A segunda é reunir provas ao longo do tempo, não só quando o problema estoura. Guardar prints de mensagens de cobrança, e-mails com metas, comunicados internos, escalas e resultados de rankings ajuda a montar o quadro. Anotar datas, nomes e o que foi dito em reuniões também tem valor. Colegas que passaram pela mesma situação podem ser testemunhas.

A terceira é conhecer os caminhos possíveis. No campo trabalhista, cabe pedir indenização por dano moral pelo assédio e, dependendo do caso, o reconhecimento da rescisão indireta, quando a falta grave é do empregador. No campo previdenciário, é possível requerer o benefício por incapacidade e, quando há nexo com o trabalho, buscar a natureza acidentária.

Vale lembrar dos prazos. Na esfera trabalhista, o trabalhador pode reclamar as verbas dos últimos cinco anos, respeitado o limite de dois anos após o fim do contrato. No INSS, o benefício por incapacidade depende da qualidade de segurado e do cumprimento da carência exigida, quando aplicável. Deixar o tempo passar pode custar direitos, porque provas se perdem e prazos legais se encerram de forma definitiva.

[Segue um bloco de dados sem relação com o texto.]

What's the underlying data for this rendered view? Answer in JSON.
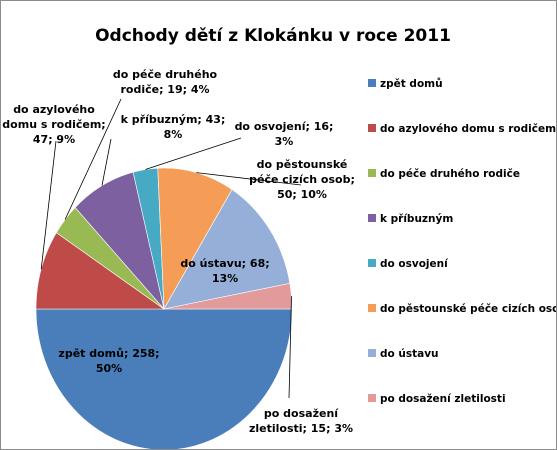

Cada situação tem particularidades, e o mesmo conjunto de fatos pode render pedidos diferentes conforme os documentos disponíveis. Por isso, avaliar o caso concreto com apoio jurídico é o que permite escolher a estratégia certa, medir riscos e prazos e decidir se o melhor caminho é negociar ou litigar.

Perguntas Frequentes

O banco pode me demitir por não bater metas?

O não cumprimento de metas, por si só, não autoriza demissão por justa causa. A empresa pode dispensar sem justa causa, pagando as verbas rescisórias, mas não pode usar a meta como pretexto para punir de forma desproporcional nem para constranger o trabalhador. Quando a dispensa vem acompanhada de humilhação ou perseguição, é possível discutir dano moral e outras consequências na Justiça do Trabalho.

Cobrança de metas dá direito a indenização sempre?

Não. A cobrança normal, feita com respeito e dentro do razoável, faz parte do emprego e não gera indenização. O direito à reparação surge quando a cobrança é abusiva, reiterada e humilhante, a ponto de configurar assédio moral e atingir a dignidade ou a saúde do trabalhador. A diferença está na forma e na intensidade, avaliadas caso a caso com base nas provas.

Depressão causada por metas abusivas garante benefício do INSS?

O que garante o benefício é a incapacidade para o trabalho, comprovada em perícia médica, somada à qualidade de segurado. Se o transtorno mental impede o exercício da atividade, o segurado pode ter direito ao benefício por incapacidade. Quando se demonstra que a doença tem relação com a rotina de trabalho, o benefício pode ser reconhecido como acidentário, com proteções adicionais como a estabilidade no emprego.